Service public vs Institution

Sur le site du CRAP, Pascal Bouchard s’inquiète : « L’école ne doit-elle plus être qu’un « service » ? » L’origine de cette inquiétude ? un sondage de l’IFOP réalisé au printemps dernier qui constate que les trois quarts des Français souhaitent que « l’État mette en place un système pour permettre à chaque famille de financer la scolarité de ses enfants, quel que soit l’établissement choisi ». Cette indignation se comprend, un tel sondage va contre des convictions généreuses et républicaines que je suis presque désolé de ne pas partager.

Pour l’auteur  Xavier Darcos serait  plus ou moins à l’origine de cette démission idéologique.
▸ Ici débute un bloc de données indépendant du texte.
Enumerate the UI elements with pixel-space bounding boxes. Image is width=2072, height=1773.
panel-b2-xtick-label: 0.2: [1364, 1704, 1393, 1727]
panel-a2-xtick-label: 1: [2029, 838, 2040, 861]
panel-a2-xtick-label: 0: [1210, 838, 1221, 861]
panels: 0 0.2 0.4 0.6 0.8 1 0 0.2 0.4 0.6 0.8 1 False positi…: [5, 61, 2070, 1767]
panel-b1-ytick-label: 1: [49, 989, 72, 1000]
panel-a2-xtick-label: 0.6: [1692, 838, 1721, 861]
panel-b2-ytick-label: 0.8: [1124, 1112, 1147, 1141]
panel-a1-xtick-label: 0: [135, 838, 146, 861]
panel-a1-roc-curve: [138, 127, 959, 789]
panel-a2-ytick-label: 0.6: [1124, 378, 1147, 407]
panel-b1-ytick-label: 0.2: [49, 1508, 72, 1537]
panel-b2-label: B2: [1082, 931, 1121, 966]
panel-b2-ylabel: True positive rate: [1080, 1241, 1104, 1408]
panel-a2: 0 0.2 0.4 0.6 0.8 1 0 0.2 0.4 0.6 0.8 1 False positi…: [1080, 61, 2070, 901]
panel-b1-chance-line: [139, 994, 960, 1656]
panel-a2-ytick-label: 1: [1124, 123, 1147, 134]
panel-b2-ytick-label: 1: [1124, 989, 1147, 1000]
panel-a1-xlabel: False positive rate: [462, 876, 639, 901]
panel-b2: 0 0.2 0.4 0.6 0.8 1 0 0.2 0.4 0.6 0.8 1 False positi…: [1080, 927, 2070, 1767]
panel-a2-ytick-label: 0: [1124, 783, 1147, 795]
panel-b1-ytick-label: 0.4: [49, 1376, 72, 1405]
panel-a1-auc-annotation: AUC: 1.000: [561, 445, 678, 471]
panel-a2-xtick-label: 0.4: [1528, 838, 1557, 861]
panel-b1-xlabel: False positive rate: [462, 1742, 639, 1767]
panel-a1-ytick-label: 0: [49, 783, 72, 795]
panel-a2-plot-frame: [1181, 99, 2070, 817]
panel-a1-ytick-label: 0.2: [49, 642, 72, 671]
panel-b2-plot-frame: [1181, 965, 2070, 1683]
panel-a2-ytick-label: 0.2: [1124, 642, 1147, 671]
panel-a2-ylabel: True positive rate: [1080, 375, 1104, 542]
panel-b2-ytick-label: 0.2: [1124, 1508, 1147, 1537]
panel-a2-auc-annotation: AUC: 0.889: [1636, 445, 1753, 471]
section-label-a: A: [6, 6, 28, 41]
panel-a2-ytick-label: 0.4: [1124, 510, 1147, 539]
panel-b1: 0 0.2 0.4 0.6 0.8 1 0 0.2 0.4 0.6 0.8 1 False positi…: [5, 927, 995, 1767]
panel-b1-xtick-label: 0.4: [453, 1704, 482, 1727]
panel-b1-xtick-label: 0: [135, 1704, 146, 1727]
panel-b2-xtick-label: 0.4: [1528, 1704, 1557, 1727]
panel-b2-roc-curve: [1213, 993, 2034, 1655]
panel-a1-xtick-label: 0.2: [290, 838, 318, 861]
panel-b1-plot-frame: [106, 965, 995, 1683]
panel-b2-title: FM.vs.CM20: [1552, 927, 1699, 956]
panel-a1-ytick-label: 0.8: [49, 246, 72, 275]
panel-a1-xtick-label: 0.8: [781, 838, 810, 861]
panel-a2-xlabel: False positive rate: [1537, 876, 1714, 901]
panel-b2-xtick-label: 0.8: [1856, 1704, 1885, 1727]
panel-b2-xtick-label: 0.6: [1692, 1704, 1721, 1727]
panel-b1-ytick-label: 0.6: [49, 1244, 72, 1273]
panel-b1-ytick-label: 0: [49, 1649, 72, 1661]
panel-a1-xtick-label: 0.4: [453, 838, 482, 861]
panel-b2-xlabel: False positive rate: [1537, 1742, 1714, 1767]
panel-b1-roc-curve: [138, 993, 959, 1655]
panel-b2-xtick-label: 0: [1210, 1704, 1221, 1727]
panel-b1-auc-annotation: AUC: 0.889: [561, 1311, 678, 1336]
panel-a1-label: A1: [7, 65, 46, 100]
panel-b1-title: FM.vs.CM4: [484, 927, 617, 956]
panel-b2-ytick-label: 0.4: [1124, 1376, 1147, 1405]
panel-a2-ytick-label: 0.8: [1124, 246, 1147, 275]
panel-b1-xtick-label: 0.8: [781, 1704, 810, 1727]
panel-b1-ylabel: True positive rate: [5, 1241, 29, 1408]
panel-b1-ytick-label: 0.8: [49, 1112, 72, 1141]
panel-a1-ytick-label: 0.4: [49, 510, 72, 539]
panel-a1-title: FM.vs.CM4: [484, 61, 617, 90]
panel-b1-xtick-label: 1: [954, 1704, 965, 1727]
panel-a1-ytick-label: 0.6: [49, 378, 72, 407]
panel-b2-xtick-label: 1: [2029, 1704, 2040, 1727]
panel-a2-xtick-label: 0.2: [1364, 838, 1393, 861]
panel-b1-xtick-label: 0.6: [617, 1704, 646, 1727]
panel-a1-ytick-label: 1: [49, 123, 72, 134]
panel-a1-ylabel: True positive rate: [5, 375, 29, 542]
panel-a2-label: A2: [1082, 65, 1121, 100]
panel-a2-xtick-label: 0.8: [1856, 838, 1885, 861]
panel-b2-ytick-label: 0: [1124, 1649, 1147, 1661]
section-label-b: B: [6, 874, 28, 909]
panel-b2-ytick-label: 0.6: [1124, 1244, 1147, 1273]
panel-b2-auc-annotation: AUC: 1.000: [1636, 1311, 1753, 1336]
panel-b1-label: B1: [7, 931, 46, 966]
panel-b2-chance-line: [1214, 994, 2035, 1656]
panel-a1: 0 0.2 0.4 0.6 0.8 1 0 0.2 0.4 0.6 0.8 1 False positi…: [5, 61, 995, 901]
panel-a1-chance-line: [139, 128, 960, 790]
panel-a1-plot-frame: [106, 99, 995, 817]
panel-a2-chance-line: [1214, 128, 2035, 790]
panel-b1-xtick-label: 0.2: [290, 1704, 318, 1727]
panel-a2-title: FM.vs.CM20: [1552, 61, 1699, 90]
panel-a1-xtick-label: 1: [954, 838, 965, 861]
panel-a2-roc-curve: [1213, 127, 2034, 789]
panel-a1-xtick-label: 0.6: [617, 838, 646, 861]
C’est beaucoup de générosité, il y a d’autres causes à l’œuvre ici. L’idée est dans l’air du temps , c’est indéniable.

Ce que Pascal Bouchard reproche au choix des familles c’est qu’elles manquent de perspective. Cette orientation par le bas est à trop courte vue, les familles vont chercher des établissements qui satisfassent à deux exigences élémentaires, trop élémentaires :

  • que les enfants y soient heureux ;
  • qu’ils obtiennent les diplômes  dont on a besoin pour s’insérer dans la vie économique.

Honnêtement, je ne vois pas ce qu’il y a là de franchement répréhensible (à part, peut-être, une illusion sur le diplôme). Surtout que P. Bouchard risque un raccourci que je trouve un peu violent : pour que les enfants soient bien à l’école « Cela implique aussi que l’enfant y rencontre des camarades avec qui il soit à l’aise, donc qui lui ressemblent, même milieu social et, si possible, même couleur de peau ».

Le compte n’y serait pas car « l’école est une institution de la République… » et (plus loin) « elle n’a pas de comptes à rendre à la société puisqu’elle est à l’origine de la cité… » Un premier point me semble discutable, l’école n’est à l’origine de rien du tout. Elle est, au pire, le moyen par lequel une société tente de se reproduire en transmettant des valeurs et un héritage à la fraction la plus jeune de sa population, au mieux un outil dont elle (la société) se sert pour préparer l’avenir et donc sa survie.

Au cœur du débat il y a donc cette opposition entre service et institution. Car l’école a beau appartenir au Service Public – dont nous réapprenons, à chaque fois qu’il est menacé, qu’il est « au service du public » – elle ne relève pas de cette catégorie. Indépendante de l’opinion de la population, non contrainte par le mécanisme démocratique, reposant sur des textes fondateurs rédigés pour l’éternité, l’école est une institution, comme l’État et l’Église. Son but : former des individus plus créatifs, plus autonomes et plus solidaires. Depuis le temps qu’elle œuvre dans ce sens je trouve que les résultats tardent à se faire connaître. Comme dit François Dubet

On attend de l’école beaucoup plus que ce qu’elle peut tenir : de la justice sociale, de l’intégration nationale, du progrès économique, de l’épanouissement individuel… Ca fait beaucoup pour une seule institution. Si on en attendait moins, ce serait peut-être mieux pour l’école et pour les élèves.

Laisser les parents choisir librement leur école peut avoir des conséquences largement positives. Supposons que l’Éducation nationale relâche son monopole et que des écoles différentes puissent s’ouvrir. Dans le contexte actuel je crois que nous aurions une explosion buissonnante de propositions, parmi lesquels certaines concrétiseraient des solutions d’avenir qui ne peuvent que rester dormantes dans système aussi centralisé. Je connais des gens qui  ont déjà des idées assez précises en la matière.

Il est certain que dans une société en repli comme la nôtre les institutions les plus conservatrices auront du succès dans un premier temps. Mais tout les parents n’adhèrent pas à ce modèle et la mise en concurrence ne favorisera pas, à terme, les établissements qui n’offriront qu’une formation inadaptée au cours du monde. Bien au contraire certaines écoles ou certaines institutions pratiquant le e-learning proposeront des solutions d’avenir qui attireront rapidement une certaine catégorie de familles.

Penser qu’une telle solution consisterait à jeter à la rue la totalité du corps enseignant actuellement en place me paraît fortement sous-estimer ses capacités novatrices, sa créativité et la richesse de son expérience. Combien d’enseignants rêvent d’une école différente qu’il pourrait ainsi contribuer à créer ? L’occasion de voir naître une économie de la formation certes moins impressionnante et respectable mais, ô combien, plus vivante.